Comment le public de votre master « Soin, éthique et santé » reçoit-il votre discours sur le néolibéralisme ? Est-ce que cela permet de libérer leur parole ? Est-ce que c’est libérateur d’expliciter ces dynamiques-là ? Pensez-vous que cela peut faire changer leur regard sur l’accompagnement des équipes et l’organisation du travail ?
Je crois en effet que c’est pour eux libérateur. En découvrant que l’histoire du néolibéralisme remonte aux années 1930, et qu’elle s’inscrit dans celle, beaucoup plus longue, des libéralismes qui émergent dès la fin du XVIIe siècle, puis de la biopolitique qui s’impose au XVIIIe siècle et des technologies disciplinaires qui se développent au XIXe siècle, si bien analysées à nouveau par Michel Foucault, les soignants découvrent ensemble les racines de ce qui les fait souffrir au travail, parfois depuis de longues années. Ils réalisent également à quel point ils sont eux-mêmes imprégnés de cette manière de gouverner les corps et la santé. Le premier effet libérateur vient de ce qu’ils découvrent qu’ils ne sont en réalité pas tout seuls, et que des intellectuels réfléchissent depuis des années aux transformations qui affectent le monde de la santé, comme celui de l’éducation, de la recherche et plus généralement du travail.
En conduisant ces analyses dans le cadre d’un séminaire où chacun participe et contribue à la recherche, ils se découvrent aussi des collègues solidaires, avec lesquels il devient possible de partager un effort commun de pensée et de questionnement critique entièrement libéré des normes imposées par les institutions. Dans le cadre de ce master, il y a aussi des normes, mais les seules normes que nous nous imposons sont celles des disciplines que nous mobilisons : la philosophie, les sciences de la vie et de la santé, le droit et les sciences humaines et sociales. Ici, il ne s’agit donc plus de se soumettre à un quelconque diktat venu de la hiérarchie. Il s’agit tout au contraire de respecter des règles de pensée qui assurent la rigueur du cheminement intellectuel et l’autonomie de la réflexion critique. À côté de cet effet libérateur, le travail que nous accomplissons est aussi pour les soignants une épreuve. En les faisant entrer dans cette nouvelle communauté intellectuelle, il tend à les isoler plus encore des pratiques institutionnelles courantes, ce qui peut contribuer à la fois à les fragiliser, tout en leur donnant en même temps plus de force et d’autorité. C’est l’une des grandes difficultés éthique et pédagogique auxquelles je me confronte dans cette formation. Jusqu’où accompagner les soignants dans le questionnement et la résistance critique, sans pour autant les mettre en danger ? Je retrouve là une dimension essentielle de la démarche philosophique, qui à la fois fragilise et renforce celui qui la conduit. De là, la nécessité de ne jamais faire de la philosophie tout seul, mais de toujours s’armer d’un collectif de pensée qui nous accompagne et nous protège en partie des effets destructeurs du questionnement. Les Grecs, qui ont inventé la philosophie, nous indiquent ici la voie : c’est ensemble qu’ils pratiquaient la philosophie et c’est aussi ensemble qu’ils allaient affronter le spectacle de la tragédie.

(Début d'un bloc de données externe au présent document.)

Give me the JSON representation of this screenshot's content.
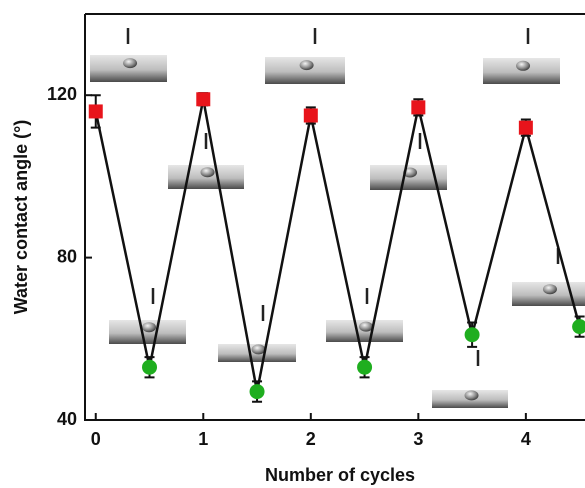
{
  "chart_data": {
    "type": "line",
    "x_label": "Number of cycles",
    "y_label": "Water contact angle (°)",
    "x": [
      0,
      0.5,
      1,
      1.5,
      2,
      2.5,
      3,
      3.5,
      4,
      4.5
    ],
    "values": [
      116,
      53,
      119,
      47,
      115,
      53,
      117,
      61,
      112,
      63
    ],
    "errors": [
      4,
      2.5,
      1.5,
      2.5,
      2,
      2.5,
      2,
      3,
      2,
      2.5
    ],
    "colors": [
      "#e8141b",
      "#1fae1f",
      "#e8141b",
      "#1fae1f",
      "#e8141b",
      "#1fae1f",
      "#e8141b",
      "#1fae1f",
      "#e8141b",
      "#1fae1f"
    ],
    "markers": [
      "square",
      "circle",
      "square",
      "circle",
      "square",
      "circle",
      "square",
      "circle",
      "square",
      "circle"
    ],
    "line_color": "#111111",
    "xlim": [
      -0.1,
      4.55
    ],
    "ylim": [
      40,
      140
    ],
    "xticks": [
      0,
      1,
      2,
      3,
      4
    ],
    "yticks": [
      40,
      80,
      120
    ]
  }
}
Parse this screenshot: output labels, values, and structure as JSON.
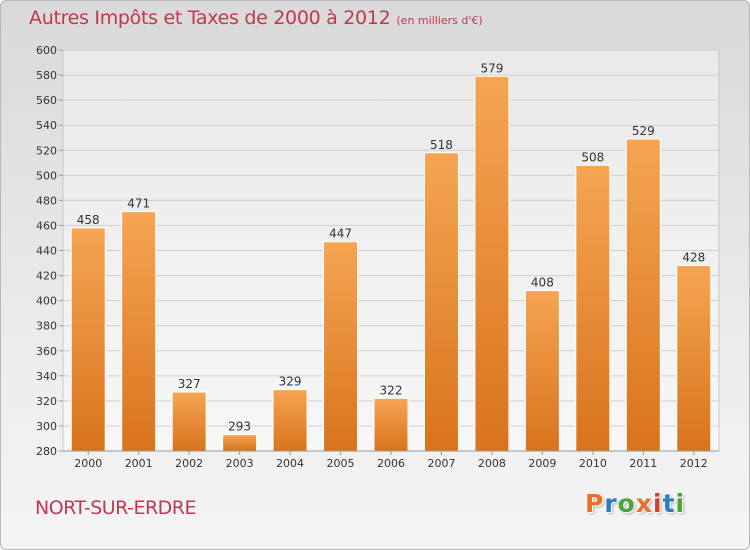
{
  "header": {
    "title": "Autres Impôts et Taxes de 2000 à 2012",
    "unit": "(en milliers d'€)"
  },
  "footer": {
    "place": "NORT-SUR-ERDRE",
    "logo_text": "Proxiti"
  },
  "colors": {
    "title": "#c0384f",
    "bar_light": "#f5a552",
    "bar_dark": "#d9731d",
    "logo_letters": [
      "#e8702a",
      "#2a7fc1",
      "#4aa63c",
      "#e8702a",
      "#d63d2e",
      "#2a7fc1",
      "#4aa63c"
    ]
  },
  "chart_data": {
    "type": "bar",
    "title": "Autres Impôts et Taxes de 2000 à 2012",
    "subtitle": "(en milliers d'€)",
    "xlabel": "",
    "ylabel": "",
    "categories": [
      "2000",
      "2001",
      "2002",
      "2003",
      "2004",
      "2005",
      "2006",
      "2007",
      "2008",
      "2009",
      "2010",
      "2011",
      "2012"
    ],
    "values": [
      458,
      471,
      327,
      293,
      329,
      447,
      322,
      518,
      579,
      408,
      508,
      529,
      428
    ],
    "ylim": [
      280,
      600
    ],
    "yticks": [
      280,
      300,
      320,
      340,
      360,
      380,
      400,
      420,
      440,
      460,
      480,
      500,
      520,
      540,
      560,
      580,
      600
    ],
    "grid": true,
    "legend": "none",
    "data_labels": true
  }
}
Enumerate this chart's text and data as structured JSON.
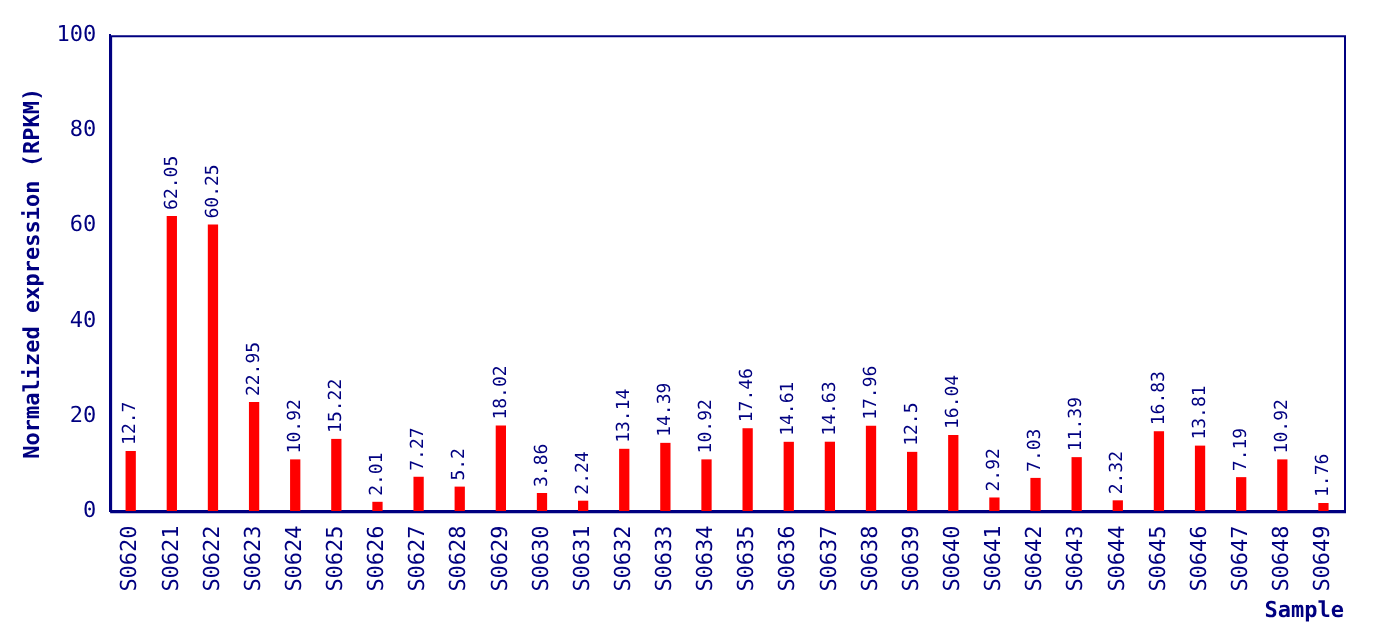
{
  "chart_data": {
    "type": "bar",
    "xlabel": "Sample",
    "ylabel": "Normalized expression (RPKM)",
    "categories": [
      "S0620",
      "S0621",
      "S0622",
      "S0623",
      "S0624",
      "S0625",
      "S0626",
      "S0627",
      "S0628",
      "S0629",
      "S0630",
      "S0631",
      "S0632",
      "S0633",
      "S0634",
      "S0635",
      "S0636",
      "S0637",
      "S0638",
      "S0639",
      "S0640",
      "S0641",
      "S0642",
      "S0643",
      "S0644",
      "S0645",
      "S0646",
      "S0647",
      "S0648",
      "S0649"
    ],
    "values": [
      12.7,
      62.05,
      60.25,
      22.95,
      10.92,
      15.22,
      2.01,
      7.27,
      5.2,
      18.02,
      3.86,
      2.24,
      13.14,
      14.39,
      10.92,
      17.46,
      14.61,
      14.63,
      17.96,
      12.5,
      16.04,
      2.92,
      7.03,
      11.39,
      2.32,
      16.83,
      13.81,
      7.19,
      10.92,
      1.76
    ],
    "color": "#ff0000",
    "ylim": [
      0,
      100
    ],
    "yticks": [
      0,
      20,
      40,
      60,
      80,
      100
    ],
    "grid": false,
    "legend": false,
    "data_labels": true
  }
}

Comment verriez-vous la mise en œuvre d’une démocratie sanitaire et comment la définiriez-vous ?
Ce que les institutions appellent « la démocratie sanitaire » est l’héritage d’un autre virus, largement aussi redoutable que celui qui vient de déstabiliser notre monde. Elle est née de la lutte des patients atteints de VIH contre le pouvoir des mandarins, la domination du magistère médical et les logiques économiques et financières des laboratoires pharmaceutiques et de la recherche publique.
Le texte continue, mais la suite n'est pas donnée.